106  

If you have an ES2015 environment (as of this writing: io.js, IE11, Chrome, Firefox, WebKit nightly), then the following will work, and will be fast (viz. O(n)):

如果您有一个ES2015环境（截至撰写本文时：io.js，IE11，Chrome，Firefox，WebKit），那么以下内容将会起作用，并且速度很快（即O（n））：

function hasDuplicates(array) {
    return (new Set(array)).size !== array.length;
}

If you only need string values in the array, the following will work:

如果您只需要数组中的字符串值，则以下内容将起作用：

function hasDuplicates(array) {
    var valuesSoFar = Object.create(null);
    for (var i = 0; i < array.length; ++i) {
        var value = array[i];
        if (value in valuesSoFar) {
            return true;
        }
        valuesSoFar[value] = true;
    }
    return false;
}

We use a "hash table" valuesSoFar whose keys are the values we've seen in the array so far. We do a lookup using in to see if that value has been spotted already; if so, we bail out of the loop and return true.

我们使用“哈希表”valuesSoFar，其键是我们到目前为止在数组中看到的值。我们使用in进行查找以查看是否已经发现该值;如果是这样，我们会退出循环并返回true。

If you need a function that works for more than just string values, the following will work, but isn't as performant; it's O(n²) instead of O(n).

如果你需要一个不仅仅是字符串值的函数，下面的方法就可以了，但效果不是很好;它是O（n2）而不是O（n）。

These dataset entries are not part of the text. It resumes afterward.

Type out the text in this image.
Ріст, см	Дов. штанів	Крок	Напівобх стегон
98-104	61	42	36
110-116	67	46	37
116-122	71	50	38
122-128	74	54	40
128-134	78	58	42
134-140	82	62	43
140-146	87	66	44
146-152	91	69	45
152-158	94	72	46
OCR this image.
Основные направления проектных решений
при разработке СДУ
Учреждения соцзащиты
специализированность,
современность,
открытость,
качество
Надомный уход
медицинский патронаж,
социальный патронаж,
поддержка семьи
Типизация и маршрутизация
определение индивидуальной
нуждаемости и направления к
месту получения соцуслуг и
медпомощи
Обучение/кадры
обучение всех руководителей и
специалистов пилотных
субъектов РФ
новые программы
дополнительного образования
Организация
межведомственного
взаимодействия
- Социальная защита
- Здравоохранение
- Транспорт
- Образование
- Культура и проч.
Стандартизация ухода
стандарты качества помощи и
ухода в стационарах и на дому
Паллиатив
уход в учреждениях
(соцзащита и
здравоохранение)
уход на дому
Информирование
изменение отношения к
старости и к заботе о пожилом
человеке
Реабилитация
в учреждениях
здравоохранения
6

function hasDuplicates(array) {
    var valuesSoFar = [];
    for (var i = 0; i < array.length; ++i) {
        var value = array[i];
        if (valuesSoFar.indexOf(value) !== -1) {
            return true;
        }
        valuesSoFar.push(value);
    }
    return false;
}

The difference is simply that we use an array instead of a hash table for valuesSoFar, since JavaScript "hash tables" (i.e. objects) only have string keys. This means we lose the O(1) lookup time of in, instead getting an O(n) lookup time of indexOf.

不同之处在于我们使用数组而不是hashSoFar的哈希表，因为JavaScript“哈希表”（即对象）只有字符串键。这意味着我们丢失了in的O（1）查找时间，而不是获得indexOf的O（n）查找时间。

2  

Another approach (also for object/array elements within the array¹) could be²:

另一种方法（也适用于array1中的对象/数组元素）可以是2：

function chkDuplicates(arr,justCheck){
  var len = arr.length, tmp = {}, arrtmp = arr.slice(), dupes = [];
  arrtmp.sort();
  while(len--){
   var val = arrtmp[len];
   if (/nul|nan|infini/i.test(String(val))){
     val = String(val);
    }
    if (tmp[JSON.stringify(val)]){
       if (justCheck) {return true;}
       dupes.push(val);
    }
    tmp[JSON.stringify(val)] = true;
  }
  return justCheck ? false : dupes.length ? dupes : null;
}
//usages
chkDuplicates([1,2,3,4,5],true);                           //=> false
chkDuplicates([1,2,3,4,5,9,10,5,1,2],true);                //=> true
chkDuplicates([{a:1,b:2},1,2,3,4,{a:1,b:2},[1,2,3]],true); //=> true
chkDuplicates([null,1,2,3,4,{a:1,b:2},NaN],true);          //=> false
chkDuplicates([1,2,3,4,5,1,2]);                            //=> [1,2]
chkDuplicates([1,2,3,4,5]);                                //=> null

See also...

也可以看看...

¹ needs a browser that supports JSON, or a JSON library if not.
²edit: function can now be used for simple check or to return an array of duplicate values

1需要支持JSON的浏览器，否则需要JSON库。 2编辑：现在可以使用函数进行简单检查或返回重复值数组

-2  

Well I did a bit of searching around the internet for you and I found this handy link.

好吧，我为你做了一些互联网搜索，我找到了这个方便的链接。

Easiest way to find duplicate values in a JavaScript array

在JavaScript数组中查找重复值的最简单方法

You can adapt the sample code that is provided in the above link, courtesy of "swilliams" to your solution.

您可以调整上述链接中提供的示例代码，由“swilliams”提供给您的解决方案。